Una vez que comprendamos lo similares que somos y lo profundos que son los lazos entre los animales y los microbios, nuestra visión del mundo se enriquecerá inmensamente. La mía, desde luego. Toda mi vida me ha atraído el mundo natural. En mis estanterías abundan documentales sobre la vida salvaje y libros llenos de suricatos, arañas, camaleones, medusas y dinosaurios. Pero ninguno de ellos dice cómo los microbios afectan, mejoran y dirigen la vida de sus anfitriones; por lo tanto, están incompletos —cuadros sin marco, pasteles sin glaseado, Lennon sin McCartney. Ahora veo hasta qué punto las vidas de todas esas criaturas dependen de organismos invisibles que conviven con ellas, aunque no sepan que esos organismos contribuyen al desarrollo de sus capacidades, y a veces las explican por completo, ni que han existido en el planeta mucho más tiempo que ellas. Es un cambio de perspectiva que causa mareo, pero un cambio glorioso.

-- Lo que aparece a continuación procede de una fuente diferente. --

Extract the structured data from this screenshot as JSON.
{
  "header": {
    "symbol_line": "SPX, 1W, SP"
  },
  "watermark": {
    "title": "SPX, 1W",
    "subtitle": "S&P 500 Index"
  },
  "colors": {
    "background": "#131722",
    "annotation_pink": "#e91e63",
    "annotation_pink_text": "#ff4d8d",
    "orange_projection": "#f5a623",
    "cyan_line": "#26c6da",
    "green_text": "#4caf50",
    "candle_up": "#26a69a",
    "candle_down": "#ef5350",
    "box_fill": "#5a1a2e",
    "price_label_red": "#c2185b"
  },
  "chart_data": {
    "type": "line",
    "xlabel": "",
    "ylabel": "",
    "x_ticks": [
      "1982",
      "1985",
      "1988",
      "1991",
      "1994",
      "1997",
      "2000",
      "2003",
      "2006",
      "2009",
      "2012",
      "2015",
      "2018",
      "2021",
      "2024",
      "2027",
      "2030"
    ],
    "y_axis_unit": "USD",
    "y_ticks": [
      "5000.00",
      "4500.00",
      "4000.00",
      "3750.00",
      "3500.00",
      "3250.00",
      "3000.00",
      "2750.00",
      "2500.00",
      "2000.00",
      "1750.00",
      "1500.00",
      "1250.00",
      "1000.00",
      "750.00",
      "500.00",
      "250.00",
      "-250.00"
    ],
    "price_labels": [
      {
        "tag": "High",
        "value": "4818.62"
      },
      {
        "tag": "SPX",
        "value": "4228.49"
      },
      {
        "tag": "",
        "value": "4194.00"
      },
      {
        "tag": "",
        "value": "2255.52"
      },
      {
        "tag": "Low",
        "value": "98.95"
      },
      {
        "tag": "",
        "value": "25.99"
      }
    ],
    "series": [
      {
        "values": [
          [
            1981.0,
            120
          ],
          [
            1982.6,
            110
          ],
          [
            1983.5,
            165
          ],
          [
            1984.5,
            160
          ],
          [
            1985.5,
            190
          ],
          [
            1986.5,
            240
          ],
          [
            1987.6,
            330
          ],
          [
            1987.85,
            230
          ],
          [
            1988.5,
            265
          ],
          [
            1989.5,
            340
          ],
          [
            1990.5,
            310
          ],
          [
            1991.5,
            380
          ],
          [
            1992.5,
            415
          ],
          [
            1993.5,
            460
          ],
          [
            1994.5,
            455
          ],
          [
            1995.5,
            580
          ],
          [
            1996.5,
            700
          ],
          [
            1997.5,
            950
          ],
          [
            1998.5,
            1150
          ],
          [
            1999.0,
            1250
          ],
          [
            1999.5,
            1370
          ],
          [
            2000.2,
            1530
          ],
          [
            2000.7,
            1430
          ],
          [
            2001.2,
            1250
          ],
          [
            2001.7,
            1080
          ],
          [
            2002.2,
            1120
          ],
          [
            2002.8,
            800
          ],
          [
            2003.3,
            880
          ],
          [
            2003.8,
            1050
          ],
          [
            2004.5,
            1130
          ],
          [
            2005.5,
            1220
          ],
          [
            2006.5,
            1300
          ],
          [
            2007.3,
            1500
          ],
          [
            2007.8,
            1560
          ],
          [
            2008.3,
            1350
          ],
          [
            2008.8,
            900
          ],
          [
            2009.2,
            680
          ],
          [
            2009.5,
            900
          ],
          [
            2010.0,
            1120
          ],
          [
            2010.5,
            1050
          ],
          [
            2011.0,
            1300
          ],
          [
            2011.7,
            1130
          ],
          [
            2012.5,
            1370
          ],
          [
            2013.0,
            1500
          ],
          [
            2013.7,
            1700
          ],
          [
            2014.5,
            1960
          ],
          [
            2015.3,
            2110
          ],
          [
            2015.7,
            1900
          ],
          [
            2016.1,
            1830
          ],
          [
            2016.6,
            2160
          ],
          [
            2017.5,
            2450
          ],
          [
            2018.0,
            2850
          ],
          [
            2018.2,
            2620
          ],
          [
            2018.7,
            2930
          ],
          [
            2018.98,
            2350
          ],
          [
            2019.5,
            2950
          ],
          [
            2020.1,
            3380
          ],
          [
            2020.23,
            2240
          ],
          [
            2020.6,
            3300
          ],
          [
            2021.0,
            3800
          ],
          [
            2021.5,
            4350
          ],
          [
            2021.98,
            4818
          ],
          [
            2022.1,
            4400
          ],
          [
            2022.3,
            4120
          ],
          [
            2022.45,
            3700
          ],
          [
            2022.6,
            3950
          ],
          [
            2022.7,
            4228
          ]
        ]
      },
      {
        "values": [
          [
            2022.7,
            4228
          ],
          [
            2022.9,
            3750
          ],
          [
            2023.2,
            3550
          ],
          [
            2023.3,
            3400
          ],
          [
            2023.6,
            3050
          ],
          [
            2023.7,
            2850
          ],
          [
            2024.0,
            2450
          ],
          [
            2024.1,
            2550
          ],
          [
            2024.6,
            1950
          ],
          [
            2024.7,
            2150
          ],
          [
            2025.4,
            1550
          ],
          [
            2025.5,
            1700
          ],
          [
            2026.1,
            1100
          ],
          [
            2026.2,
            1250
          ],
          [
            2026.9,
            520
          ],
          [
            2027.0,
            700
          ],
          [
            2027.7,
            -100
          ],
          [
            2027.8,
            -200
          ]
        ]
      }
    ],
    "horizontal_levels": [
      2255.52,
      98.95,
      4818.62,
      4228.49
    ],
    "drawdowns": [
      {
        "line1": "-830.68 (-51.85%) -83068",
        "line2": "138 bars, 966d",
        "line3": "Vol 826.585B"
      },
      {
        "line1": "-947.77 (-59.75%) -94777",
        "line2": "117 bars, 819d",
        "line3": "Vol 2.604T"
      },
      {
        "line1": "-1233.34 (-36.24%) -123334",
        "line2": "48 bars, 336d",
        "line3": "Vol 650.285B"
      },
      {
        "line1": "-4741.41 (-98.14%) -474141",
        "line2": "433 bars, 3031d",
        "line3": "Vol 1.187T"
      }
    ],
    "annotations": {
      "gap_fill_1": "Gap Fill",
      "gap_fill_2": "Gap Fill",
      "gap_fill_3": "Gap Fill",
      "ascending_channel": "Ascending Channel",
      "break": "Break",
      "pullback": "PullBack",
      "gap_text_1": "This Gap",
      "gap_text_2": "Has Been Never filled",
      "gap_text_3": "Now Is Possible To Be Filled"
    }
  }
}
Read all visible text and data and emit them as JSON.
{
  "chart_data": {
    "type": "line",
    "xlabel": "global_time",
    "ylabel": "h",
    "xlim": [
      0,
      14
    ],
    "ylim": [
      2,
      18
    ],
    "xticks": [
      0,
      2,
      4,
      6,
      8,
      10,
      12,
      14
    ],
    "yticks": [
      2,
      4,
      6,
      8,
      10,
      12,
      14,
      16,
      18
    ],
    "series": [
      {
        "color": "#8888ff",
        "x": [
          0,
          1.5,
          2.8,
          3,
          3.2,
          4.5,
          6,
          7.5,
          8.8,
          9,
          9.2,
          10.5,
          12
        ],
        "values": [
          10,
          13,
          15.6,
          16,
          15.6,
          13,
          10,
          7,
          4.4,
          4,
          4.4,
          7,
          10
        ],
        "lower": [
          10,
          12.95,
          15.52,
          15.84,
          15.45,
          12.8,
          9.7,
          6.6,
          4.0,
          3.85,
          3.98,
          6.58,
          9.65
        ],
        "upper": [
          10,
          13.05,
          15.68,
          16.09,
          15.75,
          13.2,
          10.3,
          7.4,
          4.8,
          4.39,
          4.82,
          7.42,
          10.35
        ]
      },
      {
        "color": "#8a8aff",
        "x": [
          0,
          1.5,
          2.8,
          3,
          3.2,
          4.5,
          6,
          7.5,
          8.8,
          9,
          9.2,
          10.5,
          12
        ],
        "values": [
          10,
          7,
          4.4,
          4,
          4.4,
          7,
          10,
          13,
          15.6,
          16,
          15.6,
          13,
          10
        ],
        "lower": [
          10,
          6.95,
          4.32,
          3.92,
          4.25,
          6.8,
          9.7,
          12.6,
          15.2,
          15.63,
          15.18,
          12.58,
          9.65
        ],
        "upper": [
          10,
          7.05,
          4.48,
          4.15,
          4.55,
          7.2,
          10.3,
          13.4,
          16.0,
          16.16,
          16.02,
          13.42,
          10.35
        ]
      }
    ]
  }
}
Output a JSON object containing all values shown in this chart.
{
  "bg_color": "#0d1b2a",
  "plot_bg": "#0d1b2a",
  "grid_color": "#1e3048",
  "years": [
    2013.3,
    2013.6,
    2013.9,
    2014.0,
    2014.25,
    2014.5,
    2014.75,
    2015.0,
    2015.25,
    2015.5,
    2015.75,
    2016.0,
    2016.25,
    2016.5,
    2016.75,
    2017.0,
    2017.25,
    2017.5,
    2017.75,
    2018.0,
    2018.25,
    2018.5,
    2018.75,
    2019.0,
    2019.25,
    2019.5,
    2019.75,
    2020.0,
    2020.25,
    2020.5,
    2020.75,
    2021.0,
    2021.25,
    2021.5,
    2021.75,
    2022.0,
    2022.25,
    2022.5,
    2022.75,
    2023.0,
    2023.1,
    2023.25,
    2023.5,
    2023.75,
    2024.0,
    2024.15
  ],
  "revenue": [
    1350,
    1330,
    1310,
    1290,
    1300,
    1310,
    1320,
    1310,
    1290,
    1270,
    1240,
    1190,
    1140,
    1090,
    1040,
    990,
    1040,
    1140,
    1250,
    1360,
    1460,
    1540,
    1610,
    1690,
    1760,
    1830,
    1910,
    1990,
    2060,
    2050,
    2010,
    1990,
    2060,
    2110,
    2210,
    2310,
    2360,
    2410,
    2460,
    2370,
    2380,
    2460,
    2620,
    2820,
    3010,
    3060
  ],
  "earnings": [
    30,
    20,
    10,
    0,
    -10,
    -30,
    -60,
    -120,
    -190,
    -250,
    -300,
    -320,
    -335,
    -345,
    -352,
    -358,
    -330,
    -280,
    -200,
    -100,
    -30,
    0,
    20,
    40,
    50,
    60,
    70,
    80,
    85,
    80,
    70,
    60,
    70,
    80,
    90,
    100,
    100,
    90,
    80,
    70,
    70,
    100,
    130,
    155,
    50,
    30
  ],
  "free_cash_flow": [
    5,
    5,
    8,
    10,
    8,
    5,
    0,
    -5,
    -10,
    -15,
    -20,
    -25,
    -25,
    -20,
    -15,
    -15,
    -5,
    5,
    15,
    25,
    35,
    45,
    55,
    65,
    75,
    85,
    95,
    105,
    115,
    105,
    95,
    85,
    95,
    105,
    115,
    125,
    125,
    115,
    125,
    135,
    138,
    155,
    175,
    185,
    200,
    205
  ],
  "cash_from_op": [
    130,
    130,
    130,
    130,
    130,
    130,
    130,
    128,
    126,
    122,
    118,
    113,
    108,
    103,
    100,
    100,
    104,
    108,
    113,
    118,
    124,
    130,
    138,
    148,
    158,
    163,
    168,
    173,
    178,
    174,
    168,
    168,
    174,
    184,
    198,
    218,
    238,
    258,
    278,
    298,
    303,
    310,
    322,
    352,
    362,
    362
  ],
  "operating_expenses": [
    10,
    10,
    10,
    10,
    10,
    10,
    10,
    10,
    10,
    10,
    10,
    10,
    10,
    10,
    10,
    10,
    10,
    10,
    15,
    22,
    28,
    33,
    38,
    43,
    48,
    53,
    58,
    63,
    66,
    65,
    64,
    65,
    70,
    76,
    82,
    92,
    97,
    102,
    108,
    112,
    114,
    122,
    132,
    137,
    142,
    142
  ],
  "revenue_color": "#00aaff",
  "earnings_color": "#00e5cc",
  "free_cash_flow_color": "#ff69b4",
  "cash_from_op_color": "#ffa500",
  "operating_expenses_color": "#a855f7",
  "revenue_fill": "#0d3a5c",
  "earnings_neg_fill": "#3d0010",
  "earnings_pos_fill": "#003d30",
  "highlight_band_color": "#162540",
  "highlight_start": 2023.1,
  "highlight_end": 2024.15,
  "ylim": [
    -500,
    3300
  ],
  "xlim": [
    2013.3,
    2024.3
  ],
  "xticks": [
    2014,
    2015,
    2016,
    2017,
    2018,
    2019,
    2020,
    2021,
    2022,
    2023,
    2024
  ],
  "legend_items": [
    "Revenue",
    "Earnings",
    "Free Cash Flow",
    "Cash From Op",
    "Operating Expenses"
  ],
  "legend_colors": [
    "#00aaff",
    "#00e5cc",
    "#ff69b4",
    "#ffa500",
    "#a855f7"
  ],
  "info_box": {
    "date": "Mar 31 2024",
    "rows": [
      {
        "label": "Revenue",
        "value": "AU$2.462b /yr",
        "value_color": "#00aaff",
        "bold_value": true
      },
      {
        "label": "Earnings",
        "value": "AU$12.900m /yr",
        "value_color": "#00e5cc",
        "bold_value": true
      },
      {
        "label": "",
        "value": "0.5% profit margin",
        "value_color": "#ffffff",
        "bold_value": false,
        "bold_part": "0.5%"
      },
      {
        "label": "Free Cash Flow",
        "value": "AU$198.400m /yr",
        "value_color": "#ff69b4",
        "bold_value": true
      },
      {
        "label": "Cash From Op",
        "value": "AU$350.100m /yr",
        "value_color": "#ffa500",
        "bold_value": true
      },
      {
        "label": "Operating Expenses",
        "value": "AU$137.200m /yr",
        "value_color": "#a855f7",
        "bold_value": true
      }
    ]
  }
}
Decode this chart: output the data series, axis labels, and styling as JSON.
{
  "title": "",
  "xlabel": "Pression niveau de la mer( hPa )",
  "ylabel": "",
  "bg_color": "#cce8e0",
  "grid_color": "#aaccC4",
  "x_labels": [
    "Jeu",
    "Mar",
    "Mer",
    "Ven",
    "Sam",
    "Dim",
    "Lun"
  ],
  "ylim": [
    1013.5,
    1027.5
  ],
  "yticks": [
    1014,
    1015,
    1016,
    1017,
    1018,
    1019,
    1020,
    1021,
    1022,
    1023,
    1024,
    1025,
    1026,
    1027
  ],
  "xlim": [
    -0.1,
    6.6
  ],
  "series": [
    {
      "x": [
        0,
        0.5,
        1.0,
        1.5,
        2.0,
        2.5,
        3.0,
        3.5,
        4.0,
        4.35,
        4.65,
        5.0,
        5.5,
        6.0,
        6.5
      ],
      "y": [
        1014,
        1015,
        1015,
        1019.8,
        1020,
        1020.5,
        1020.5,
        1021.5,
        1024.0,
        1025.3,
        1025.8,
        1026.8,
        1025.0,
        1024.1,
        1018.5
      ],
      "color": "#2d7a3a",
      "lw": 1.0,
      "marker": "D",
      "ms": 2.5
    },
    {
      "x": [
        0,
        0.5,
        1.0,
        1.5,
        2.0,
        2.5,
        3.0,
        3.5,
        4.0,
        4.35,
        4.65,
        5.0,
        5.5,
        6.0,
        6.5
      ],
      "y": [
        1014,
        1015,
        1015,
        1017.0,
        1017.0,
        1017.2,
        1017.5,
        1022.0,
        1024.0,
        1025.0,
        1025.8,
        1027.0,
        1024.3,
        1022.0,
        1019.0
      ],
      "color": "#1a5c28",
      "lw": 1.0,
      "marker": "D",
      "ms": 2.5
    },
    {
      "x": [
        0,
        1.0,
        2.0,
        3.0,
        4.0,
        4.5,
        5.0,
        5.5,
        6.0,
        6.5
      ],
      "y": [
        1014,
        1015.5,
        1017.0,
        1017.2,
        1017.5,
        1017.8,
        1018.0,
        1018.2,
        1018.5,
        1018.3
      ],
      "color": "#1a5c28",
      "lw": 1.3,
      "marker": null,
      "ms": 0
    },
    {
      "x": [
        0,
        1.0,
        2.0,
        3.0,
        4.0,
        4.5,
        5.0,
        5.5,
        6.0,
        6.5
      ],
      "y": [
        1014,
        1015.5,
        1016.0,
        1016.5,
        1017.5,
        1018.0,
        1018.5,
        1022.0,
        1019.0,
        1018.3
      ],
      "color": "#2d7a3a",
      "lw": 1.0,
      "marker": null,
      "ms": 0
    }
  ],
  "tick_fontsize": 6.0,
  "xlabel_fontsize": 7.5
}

He visitado parques zoológicos desde que era demasiado pequeño para poder hoy recordar esas visitas (o para saber que no se debe subir al recinto de la tortuga gigante). Pero mi visita al zoológico de San Diego con Knight (y Baba) es diferente. Aunque en ese lugar domina un derroche de colores y ruidos, me doy cuenta de que la mayor parte de la vida alojada allí es invisible e inaudible. En la entrada principal, recipientes llenos de microbios dejan dinero para poder franquear las puertas y contemplar otros recipientes de microbios con diferentes formas que permanecen en jaulas y recintos. Billones de microbios ocultos dentro de cuerpos cubiertos de plumas, vuelan en los aviarios. Otras hordas se balancean en las ramas o se escabullen por túneles. Una muchedumbre de bacterias alojada en el trasero de un felpudo negro llena el aire con el penetrante olor de las palomitas. Así es realmente este mundo viviente, y aunque todavía es invisible para mis ojos, al final podré percibirlo.